D'abord quelques notes sur l'exposé de Martine Billard.

Suivant l'analyse que l'on fait de la crise, on lui apporte des solutions différentes.

Cette crise est financière mais aussi sociale, politique, écologique. La dimension écologique la rend beaucoup plus grave que les précédentes. Le début de l'exposé a porté surtout sur la crise sociale mais tout se tient dans l'analyse, d'où la réfutation de fausses sorties de crise par les portes classiques. La relance ? Relancer les marchés mais où ? Relancer la consommation mais comment ? Relancer par le social alors que c'est la casse des services publics ? La solution en vogue c'est la « croissance verte ». Un point du débat portera sur ce sujet. S'agit-il d'un projet de sortie « authentique » pour ceux qui la proposent ou seulement d'une opération cosmétique, un emballage, un effet d'annonce pour habiller la situation ? Suivant la réponse à cette question, notre positionnement ne peut être le même dit un participant. La sortie de la crise de 29 s'est faite par le « fordisme », l'état social, et aussi par la guerre. Développer tout un secteur de production « écolo » est-ce relancer sérieusement la machine ? Pour Martine Billard, il ne s'agit pas seulement d'affichage, mais quel effet réel, rien n'est définitif sur ce point.


Débat sur la décroissance


Dan son exposé Martine Billard en appelle à la décroissance comme sortie de crise. La notion de limites de la planète impose un changement des modes de vie. La vie en France, il y a 30 ans, était-elle misérable ? Bien sûr la décroissance, c'est pas pour les pauvres mais pour les classes riches et moyennes qui doivent revoir leur manière de consommer. Sous différentes approchent ce point fera l'essentiel du débat. Martine Billard insiste bien sûr sur le fait qu'il ne s'agit pas de changer seulement la consommation car la décroissance de la consommation de produits jetables imposés, sans le changement du mode de production, c'est peine perdue pour une alternative authentiquement écologiste. La décroissance ne risque-t-elle pas de devenir un mot « miracle » comme le mot « durable » aujourd'hui ?

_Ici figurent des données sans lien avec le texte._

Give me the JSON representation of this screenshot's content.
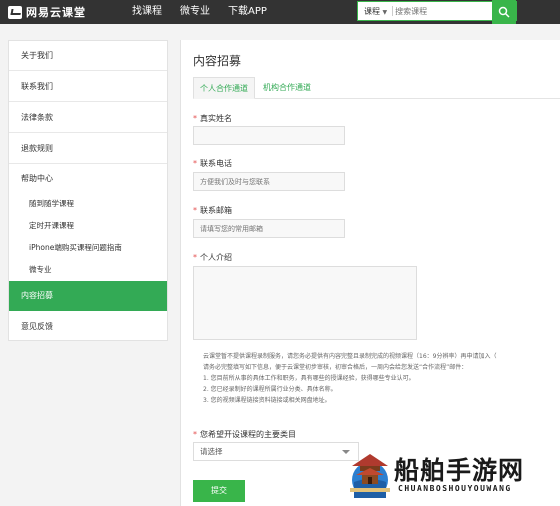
{
  "header": {
    "logo_text": "网易云课堂",
    "nav": [
      "找课程",
      "微专业",
      "下载APP"
    ],
    "search": {
      "category": "课程",
      "placeholder": "搜索课程"
    }
  },
  "sidebar": {
    "items": [
      {
        "label": "关于我们"
      },
      {
        "label": "联系我们"
      },
      {
        "label": "法律条款"
      },
      {
        "label": "退款规则"
      },
      {
        "label": "帮助中心"
      },
      {
        "label": "随到随学课程"
      },
      {
        "label": "定时开课课程"
      },
      {
        "label": "iPhone端购买课程问题指南"
      },
      {
        "label": "微专业"
      },
      {
        "label": "内容招募",
        "active": true
      },
      {
        "label": "意见反馈"
      }
    ]
  },
  "main": {
    "title": "内容招募",
    "tabs": [
      {
        "label": "个人合作通道",
        "active": true
      },
      {
        "label": "机构合作通道"
      }
    ],
    "form": {
      "name_label": "真实姓名",
      "name_value": "",
      "phone_label": "联系电话",
      "phone_placeholder": "方便我们及时与您联系",
      "email_label": "联系邮箱",
      "email_placeholder": "请填写您的常用邮箱",
      "intro_label": "个人介绍",
      "notice": [
        "云课堂暂不提供课程录制服务，请您务必提供有内容完整且录制完成的视频课程（16：9分辨率）再申请加入（",
        "请务必完整填写如下信息，便于云课堂初步审核，初审合格后，一周内会给您发送“合作流程”邮件：",
        "1. 您目前所从事的具体工作和职务，具有哪些的授课经验，获得哪些专业认可。",
        "2. 您已经录制好的课程所属行业分类、具体名称。",
        "3. 您的视频课程链接资料链接或相关网盘地址。"
      ],
      "category_label": "您希望开设课程的主要类目",
      "category_value": "请选择",
      "submit_label": "提交"
    }
  },
  "watermark": {
    "title": "船舶手游网",
    "subtitle": "CHUANBOSHOUYOUWANG"
  },
  "colors": {
    "accent": "#39b54a",
    "topbar": "#333333",
    "required": "#e45050"
  }
}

J'ai évoqué ma défense de la décroissance de la marchandisation comme condition première de la décroissance qui est malheureusement souvent abordé surtout par la décroissance de la consommation. Si on oblige à une production de réfrigérateur garanti dix ans, la consommation de ce produit va baisser... tandis qu'inversement si je veux réduire ma consommation de réfrigérateur mais qu'on ne me vend que des produits pourris comment je fais ?

Cette question renvoie indirectement à la question de la « valeur travail ». Si on consomme moins, on produit moins et donc des usines ferment, des personnes sont au chômage et le chômage n'est pas la solution. Au nom de l'emploi (à ne pas confondre avec le travail) faut-il demander le maintien d'activités néfastes pour la vie humaine ?

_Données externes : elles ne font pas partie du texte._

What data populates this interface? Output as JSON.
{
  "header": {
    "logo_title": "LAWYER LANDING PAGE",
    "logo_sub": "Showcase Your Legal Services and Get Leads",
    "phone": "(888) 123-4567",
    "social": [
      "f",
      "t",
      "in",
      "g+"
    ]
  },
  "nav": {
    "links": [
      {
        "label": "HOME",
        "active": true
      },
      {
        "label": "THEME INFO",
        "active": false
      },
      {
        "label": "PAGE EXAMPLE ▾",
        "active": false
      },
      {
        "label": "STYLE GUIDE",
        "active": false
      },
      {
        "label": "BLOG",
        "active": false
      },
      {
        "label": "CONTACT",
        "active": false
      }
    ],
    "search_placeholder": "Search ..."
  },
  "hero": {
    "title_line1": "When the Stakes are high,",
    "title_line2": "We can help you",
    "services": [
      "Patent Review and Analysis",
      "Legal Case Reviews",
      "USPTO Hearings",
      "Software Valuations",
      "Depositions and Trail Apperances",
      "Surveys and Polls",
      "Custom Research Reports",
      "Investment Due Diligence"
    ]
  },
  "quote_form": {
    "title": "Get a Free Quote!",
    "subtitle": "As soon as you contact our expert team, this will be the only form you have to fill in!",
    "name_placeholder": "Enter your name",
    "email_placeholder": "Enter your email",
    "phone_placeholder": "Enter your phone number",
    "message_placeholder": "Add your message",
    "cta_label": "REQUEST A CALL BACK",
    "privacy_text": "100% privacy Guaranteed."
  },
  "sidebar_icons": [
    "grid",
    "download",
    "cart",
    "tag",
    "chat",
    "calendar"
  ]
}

Si la production s'oriente vers la fabrication d'objets durables, là aussi la quantité de travail nécessaire diminue dans la société. Il est étrange de constater l'idiotie du slogan « travailler plus pour gagner plus » quand il est facile de constater qu'il y a de moins en moins de travail !


Débat sur le travail


Dans le débat ce point sera également évoqué à partir de cette contradiction majeure du capitalisme : il a besoin d'accroître son taux de profit (Martine Billard a évoqué un rendement demandé par le capital de 3-4% il y a 30 ans, et 15% aujourd'hui), accroissement qui ne peut venir que de l'exploitation des travailleurs, travailleurs dont le nombre diminue en permanence ... d'où les gains de productivité qui bénéficient seulement au capital.

Globalement, y a-t-il de moins en moins de travail sur la planète ?  Un participant ne le pense pas.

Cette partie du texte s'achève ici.